Ну что же, все прошло как по маслу. Пару недель надо дать девочке на пострадать. А там снова брать под крыло.
10.6
***
Она шла. Не понимала, где, не понимала – как. Вокруг двигались люди, сигналили машины, играли уличные музыканты. Дина всего этого не видела, не слышала, не замечала. Перед глазами разворачивалось свое кино.
Вам тоже кажется, что мы раньше встречались?
Конечно! Конечно, ты с ним встречалась. И не раз. Как можно было быть такой слепой! И он приехал туда специально за тобой. Он знал, где тебя искать, знал, что Игоря нет рядом.

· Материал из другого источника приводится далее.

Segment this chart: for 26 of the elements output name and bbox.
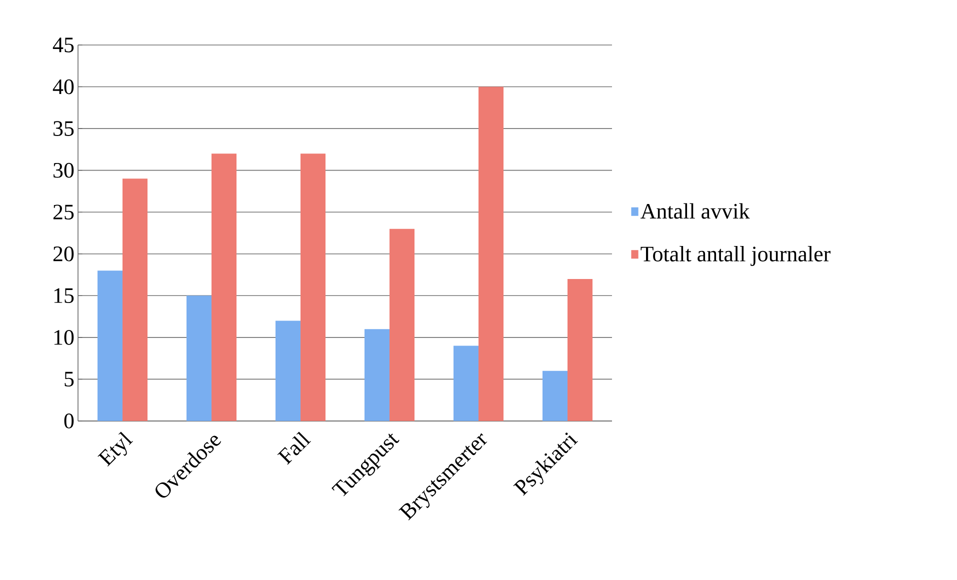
legend-label: Totalt antall journaler bbox=[640, 246, 830, 266]
bar bbox=[478, 86, 504, 421]
y-tick-label: 35 bbox=[54, 121, 74, 136]
bar bbox=[122, 178, 148, 421]
bar bbox=[542, 370, 568, 421]
bar bbox=[186, 296, 212, 421]
y-tick-label: 10 bbox=[54, 330, 74, 345]
y-tick-label: 15 bbox=[54, 288, 74, 304]
bar bbox=[212, 154, 237, 421]
bar bbox=[390, 228, 415, 421]
y-tick-label: 45 bbox=[52, 38, 74, 52]
x-tick-label: Etyl bbox=[98, 432, 133, 467]
y-tick-label: 30 bbox=[54, 162, 74, 178]
y-tick-label: 0 bbox=[64, 414, 74, 428]
x-tick-label: Fall bbox=[277, 432, 311, 465]
bar bbox=[98, 270, 123, 421]
bar bbox=[300, 154, 326, 421]
y-tick-label: 25 bbox=[53, 204, 74, 220]
bar bbox=[276, 320, 301, 421]
y-tick-label: 20 bbox=[53, 246, 74, 262]
y-tick-label: 40 bbox=[52, 79, 74, 94]
legend-label: Antall avvik bbox=[640, 203, 750, 219]
y-tick-label: 5 bbox=[64, 372, 74, 387]
bar bbox=[568, 278, 593, 421]
bar bbox=[454, 346, 479, 421]
bar bbox=[364, 329, 390, 421]
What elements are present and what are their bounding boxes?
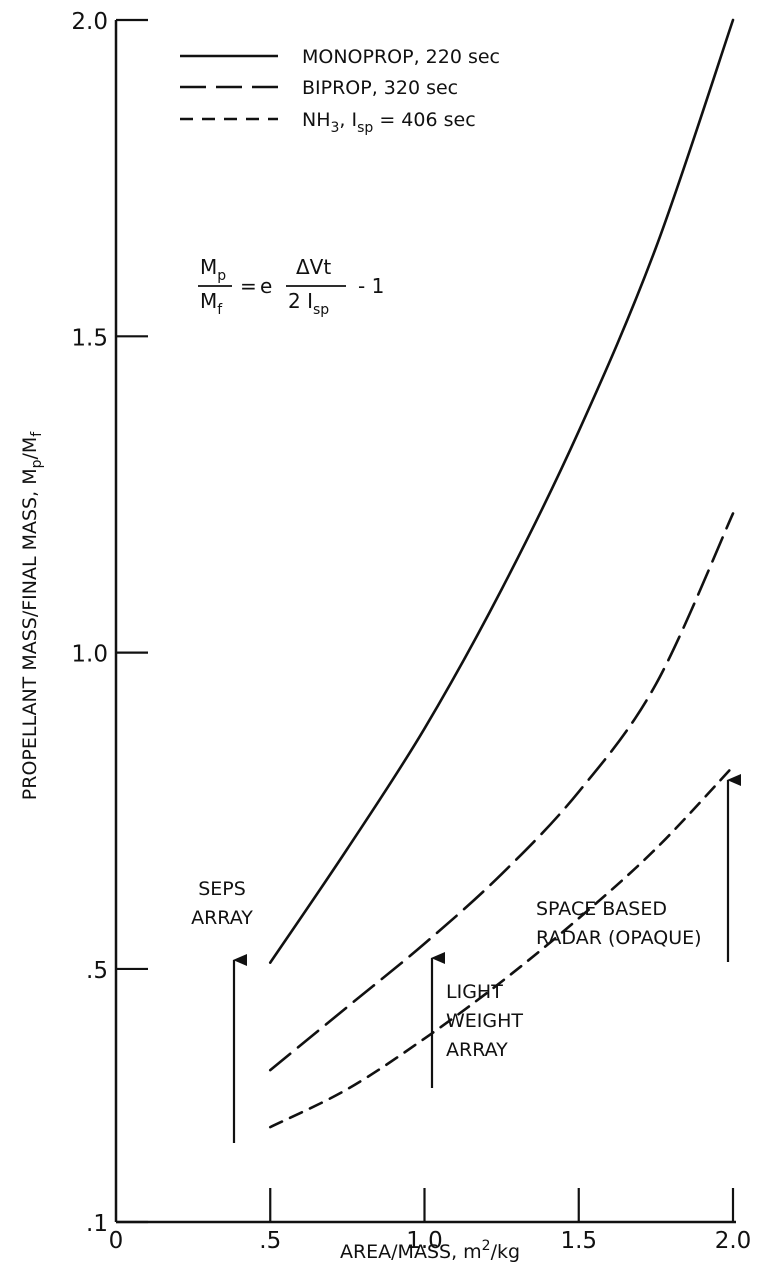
x-axis-title: AREA/MASS, m2/kg — [340, 1238, 520, 1263]
eq-equals: = — [240, 274, 257, 298]
legend-label-monoprop: MONOPROP, 220 sec — [302, 46, 500, 68]
series-line-biprop — [268, 512, 735, 1072]
annotation-space-line1: SPACE BASED — [536, 898, 667, 920]
annotation-light-line2: WEIGHT — [446, 1010, 523, 1032]
annotation-light-line3: ARRAY — [446, 1039, 508, 1061]
eq-exp-denominator: 2 Isp — [288, 289, 329, 318]
x-tick-label: 2.0 — [715, 1228, 752, 1254]
y-tick-label: .5 — [86, 958, 108, 984]
series-line-monoprop — [268, 18, 735, 964]
annotation-seps-line1: SEPS — [198, 878, 246, 900]
series-line-nh3 — [268, 765, 735, 1129]
y-tick-label: 1.5 — [71, 325, 108, 351]
annotation-seps-line2: ARRAY — [191, 907, 253, 929]
eq-base: e — [260, 274, 272, 298]
x-tick-label: 1.5 — [560, 1228, 597, 1254]
eq-lhs-denominator: Mf — [200, 289, 223, 318]
y-tick-label: .1 — [86, 1211, 108, 1237]
annotation-seps-array: SEPS ARRAY — [191, 878, 253, 1143]
eq-lhs-numerator: Mp — [200, 255, 226, 284]
annotation-light-weight-array: LIGHT WEIGHT ARRAY — [430, 952, 523, 1088]
x-ticks: 0 .5 1.0 1.5 2.0 — [109, 1188, 752, 1254]
annotation-light-line1: LIGHT — [446, 981, 503, 1003]
legend-label-nh3: NH3, Isp = 406 sec — [302, 109, 476, 136]
legend-label-biprop: BIPROP, 320 sec — [302, 77, 458, 99]
y-tick-label: 1.0 — [71, 642, 108, 668]
annotation-space-based-radar: SPACE BASED RADAR (OPAQUE) — [536, 774, 741, 962]
series-layer — [268, 18, 735, 1129]
x-tick-label: 1.0 — [406, 1228, 443, 1254]
y-ticks: .1 .5 1.0 1.5 2.0 — [71, 9, 148, 1237]
x-tick-label: 0 — [109, 1228, 124, 1254]
eq-tail: - 1 — [358, 274, 384, 298]
x-tick-label: .5 — [259, 1228, 281, 1254]
annotation-space-line2: RADAR (OPAQUE) — [536, 927, 702, 949]
eq-exp-numerator: ΔVt — [296, 255, 331, 279]
y-tick-label: 2.0 — [71, 9, 108, 35]
legend: MONOPROP, 220 sec BIPROP, 320 sec NH3, I… — [180, 46, 500, 136]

А ты просто облегчила ему задачу, подойдя сама. Что ты там думала про встречи в предыдущих жизнях? Это просто банальный идиотизм.
Я готов ждать. Ты мне очень нравишься, Дина.
Очевидно, что так. Можно даже попробовать назвать точную сумму – насколько сильно ты ему нравишься.
Мне кажется, ты вчера как-то прочитал мои мысли. И сделал все так правильно
Ну разумеется, он все знал. Ты же сама ему об этом рассказала! Все, во всех подробностях. Нужно быть полным глупцом, чтобы не воспользоваться этой информацией, а он не глупец. Умен, очень умен.
Хочу, чтобы ты подумала, кем его можно заменить. Кому бы ты могла доверить дело твоего отца. Обещаешь?
Конечно, есть, прости, что не сообразила сразу, дорогой! Ты сам займешь это место или пригласишь своего шефа?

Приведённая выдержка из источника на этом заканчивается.